Y es que en esas trincheras ideológicas la nueva cruzada por la recuperación de las certidumbres, por la vuelta de los valores, por la restauración del bien y del mal (más aún cuando se presenta como correctivo de toda una época de relajamiento de las convicciones y de decadencia moral que la prédica de ese progresismo ha provocado) genera una reacción análoga contra los absolutismos conceptuales de "la derecha". Y así, casi sin darnos cuenta, construimos entre todos un mundo bipolar de la afirmación, en donde reinan las certezas sin vueltas, de uno y otro signo. Y, como en una profecía autocumplida, marcharán unos en favor de los zombis, si es necesario, tanto más si desde la otra trinchera se asegura que ellos son la encarnación del mal y el origen de nuestros problemas.
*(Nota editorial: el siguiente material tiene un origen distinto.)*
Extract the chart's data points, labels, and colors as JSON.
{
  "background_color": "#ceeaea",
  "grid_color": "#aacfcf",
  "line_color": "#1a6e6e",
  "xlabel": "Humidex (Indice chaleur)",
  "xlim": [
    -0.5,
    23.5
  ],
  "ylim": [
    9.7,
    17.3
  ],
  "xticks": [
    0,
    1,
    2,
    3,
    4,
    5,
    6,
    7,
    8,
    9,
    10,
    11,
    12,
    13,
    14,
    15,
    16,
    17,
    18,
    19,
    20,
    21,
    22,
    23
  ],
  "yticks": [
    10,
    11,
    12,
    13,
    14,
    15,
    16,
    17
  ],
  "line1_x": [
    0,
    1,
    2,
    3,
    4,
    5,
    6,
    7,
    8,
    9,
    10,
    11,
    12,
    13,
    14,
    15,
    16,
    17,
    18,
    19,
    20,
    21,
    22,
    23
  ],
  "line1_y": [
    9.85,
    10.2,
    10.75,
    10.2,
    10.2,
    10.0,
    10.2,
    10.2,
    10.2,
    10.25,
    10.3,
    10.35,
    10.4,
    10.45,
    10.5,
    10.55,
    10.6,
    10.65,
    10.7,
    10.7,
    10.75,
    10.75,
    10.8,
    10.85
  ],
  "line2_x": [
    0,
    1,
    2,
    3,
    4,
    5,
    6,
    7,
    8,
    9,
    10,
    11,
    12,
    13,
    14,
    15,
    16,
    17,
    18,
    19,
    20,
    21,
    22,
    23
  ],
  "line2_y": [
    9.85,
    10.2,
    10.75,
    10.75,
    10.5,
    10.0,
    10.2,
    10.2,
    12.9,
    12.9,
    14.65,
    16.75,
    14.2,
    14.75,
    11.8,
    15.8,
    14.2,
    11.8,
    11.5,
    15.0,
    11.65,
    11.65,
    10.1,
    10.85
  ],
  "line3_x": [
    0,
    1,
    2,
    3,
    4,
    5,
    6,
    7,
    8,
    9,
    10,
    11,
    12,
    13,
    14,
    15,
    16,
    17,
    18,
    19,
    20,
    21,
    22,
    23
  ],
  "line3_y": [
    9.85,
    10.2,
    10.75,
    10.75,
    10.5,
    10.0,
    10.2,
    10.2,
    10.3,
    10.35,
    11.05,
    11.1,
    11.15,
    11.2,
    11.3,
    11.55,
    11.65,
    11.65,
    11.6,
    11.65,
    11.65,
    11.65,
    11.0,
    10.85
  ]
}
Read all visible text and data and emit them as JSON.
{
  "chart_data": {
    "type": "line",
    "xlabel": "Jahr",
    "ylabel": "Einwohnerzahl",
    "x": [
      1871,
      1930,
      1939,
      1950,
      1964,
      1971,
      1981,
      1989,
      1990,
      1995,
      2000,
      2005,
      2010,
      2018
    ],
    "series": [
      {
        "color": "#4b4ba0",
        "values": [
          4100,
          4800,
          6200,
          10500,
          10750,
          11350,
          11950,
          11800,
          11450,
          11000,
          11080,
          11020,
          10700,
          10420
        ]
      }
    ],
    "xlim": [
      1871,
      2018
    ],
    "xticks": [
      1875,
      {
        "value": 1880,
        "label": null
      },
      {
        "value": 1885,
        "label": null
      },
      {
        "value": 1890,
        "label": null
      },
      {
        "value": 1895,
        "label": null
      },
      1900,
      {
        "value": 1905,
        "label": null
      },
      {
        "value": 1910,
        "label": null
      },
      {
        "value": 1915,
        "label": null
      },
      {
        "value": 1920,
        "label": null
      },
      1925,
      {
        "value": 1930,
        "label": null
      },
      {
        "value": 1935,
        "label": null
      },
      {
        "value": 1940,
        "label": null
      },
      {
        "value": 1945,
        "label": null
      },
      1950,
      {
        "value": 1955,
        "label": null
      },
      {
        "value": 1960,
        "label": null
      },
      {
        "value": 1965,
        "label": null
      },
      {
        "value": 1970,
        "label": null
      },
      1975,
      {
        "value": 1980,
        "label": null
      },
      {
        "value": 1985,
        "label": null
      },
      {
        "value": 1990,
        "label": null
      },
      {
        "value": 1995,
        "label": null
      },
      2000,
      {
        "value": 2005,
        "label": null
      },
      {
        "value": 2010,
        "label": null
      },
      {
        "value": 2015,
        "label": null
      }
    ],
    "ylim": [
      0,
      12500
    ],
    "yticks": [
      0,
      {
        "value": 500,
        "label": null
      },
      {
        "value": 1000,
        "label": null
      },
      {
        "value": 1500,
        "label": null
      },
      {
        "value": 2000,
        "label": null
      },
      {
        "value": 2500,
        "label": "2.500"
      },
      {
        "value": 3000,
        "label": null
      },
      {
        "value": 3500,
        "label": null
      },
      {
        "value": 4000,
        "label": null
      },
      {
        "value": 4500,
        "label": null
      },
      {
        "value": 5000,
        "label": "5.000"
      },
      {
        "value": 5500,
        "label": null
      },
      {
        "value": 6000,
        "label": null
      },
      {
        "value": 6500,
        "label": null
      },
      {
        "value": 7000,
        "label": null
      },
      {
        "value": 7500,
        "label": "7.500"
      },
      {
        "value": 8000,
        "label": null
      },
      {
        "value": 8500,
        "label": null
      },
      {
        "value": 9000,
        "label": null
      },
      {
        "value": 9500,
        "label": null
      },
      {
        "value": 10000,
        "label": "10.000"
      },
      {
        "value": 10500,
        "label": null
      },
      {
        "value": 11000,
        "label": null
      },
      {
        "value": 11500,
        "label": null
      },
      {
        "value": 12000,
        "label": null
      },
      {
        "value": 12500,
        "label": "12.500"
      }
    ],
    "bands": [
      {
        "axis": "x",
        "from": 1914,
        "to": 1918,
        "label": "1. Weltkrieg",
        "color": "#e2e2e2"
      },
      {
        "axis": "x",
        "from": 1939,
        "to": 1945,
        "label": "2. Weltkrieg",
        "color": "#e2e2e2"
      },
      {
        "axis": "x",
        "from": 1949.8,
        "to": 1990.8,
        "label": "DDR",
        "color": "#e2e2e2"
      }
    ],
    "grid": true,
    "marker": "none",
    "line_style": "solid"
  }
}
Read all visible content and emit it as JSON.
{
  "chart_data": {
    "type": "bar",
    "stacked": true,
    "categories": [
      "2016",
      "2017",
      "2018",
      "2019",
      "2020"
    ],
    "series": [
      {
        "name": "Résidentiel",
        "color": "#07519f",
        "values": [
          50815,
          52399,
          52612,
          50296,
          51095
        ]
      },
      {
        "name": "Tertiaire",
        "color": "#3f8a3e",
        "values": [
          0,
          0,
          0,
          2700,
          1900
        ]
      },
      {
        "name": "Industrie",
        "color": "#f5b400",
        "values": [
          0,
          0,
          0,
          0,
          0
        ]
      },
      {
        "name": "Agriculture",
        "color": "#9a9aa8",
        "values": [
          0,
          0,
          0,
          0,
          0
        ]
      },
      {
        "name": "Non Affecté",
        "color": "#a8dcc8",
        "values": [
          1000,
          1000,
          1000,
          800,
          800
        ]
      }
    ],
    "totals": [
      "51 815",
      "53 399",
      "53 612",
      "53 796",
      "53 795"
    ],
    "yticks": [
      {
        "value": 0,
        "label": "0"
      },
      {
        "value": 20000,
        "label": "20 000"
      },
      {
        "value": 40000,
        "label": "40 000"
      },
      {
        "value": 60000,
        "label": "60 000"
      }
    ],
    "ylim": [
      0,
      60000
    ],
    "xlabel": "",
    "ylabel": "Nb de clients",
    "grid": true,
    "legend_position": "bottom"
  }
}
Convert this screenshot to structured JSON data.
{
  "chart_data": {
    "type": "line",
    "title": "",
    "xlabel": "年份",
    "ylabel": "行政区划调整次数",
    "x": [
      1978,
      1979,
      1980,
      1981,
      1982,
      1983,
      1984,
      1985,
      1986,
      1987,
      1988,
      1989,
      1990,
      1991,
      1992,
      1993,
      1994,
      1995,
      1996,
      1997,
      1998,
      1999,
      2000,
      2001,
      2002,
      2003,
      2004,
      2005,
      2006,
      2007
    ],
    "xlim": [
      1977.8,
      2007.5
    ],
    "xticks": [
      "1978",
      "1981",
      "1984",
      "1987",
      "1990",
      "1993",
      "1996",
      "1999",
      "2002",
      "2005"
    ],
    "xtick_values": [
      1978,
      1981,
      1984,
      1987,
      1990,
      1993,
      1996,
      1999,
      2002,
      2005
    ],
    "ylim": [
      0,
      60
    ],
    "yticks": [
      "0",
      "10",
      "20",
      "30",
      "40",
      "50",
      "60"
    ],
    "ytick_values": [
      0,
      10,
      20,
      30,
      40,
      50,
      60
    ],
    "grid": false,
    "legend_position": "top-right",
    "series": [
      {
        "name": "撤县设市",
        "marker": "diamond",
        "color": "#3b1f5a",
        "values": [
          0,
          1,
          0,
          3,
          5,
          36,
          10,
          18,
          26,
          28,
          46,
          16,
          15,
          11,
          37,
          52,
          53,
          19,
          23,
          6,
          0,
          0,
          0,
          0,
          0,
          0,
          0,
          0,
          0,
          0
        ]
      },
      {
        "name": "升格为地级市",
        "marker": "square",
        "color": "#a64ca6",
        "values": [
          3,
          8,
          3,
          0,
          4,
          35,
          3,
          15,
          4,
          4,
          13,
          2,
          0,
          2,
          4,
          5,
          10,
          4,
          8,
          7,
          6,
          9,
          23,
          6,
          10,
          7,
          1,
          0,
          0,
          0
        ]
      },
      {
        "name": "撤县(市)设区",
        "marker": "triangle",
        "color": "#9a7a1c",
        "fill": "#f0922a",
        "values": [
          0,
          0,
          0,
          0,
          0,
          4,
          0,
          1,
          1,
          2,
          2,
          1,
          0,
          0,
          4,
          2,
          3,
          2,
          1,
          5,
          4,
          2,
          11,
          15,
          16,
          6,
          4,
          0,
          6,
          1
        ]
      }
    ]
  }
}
En nuestras carreras de historia se enseña que la teoría del péndulo (según la cual, en definitiva, siempre se va y se vuelve hacia las mismas cosas) es falsa, porque la historia en verdad nunca se repite en forma idéntica. Cierto. Pero a veces es difícil no entrever en el presente rasgos de otros pasados, de otras eras de la afirmación que han generado largas y costosas connotaciones.

Sólo cabe esperar que en esta nueva estación el paso del péndulo no sea tan mortífero.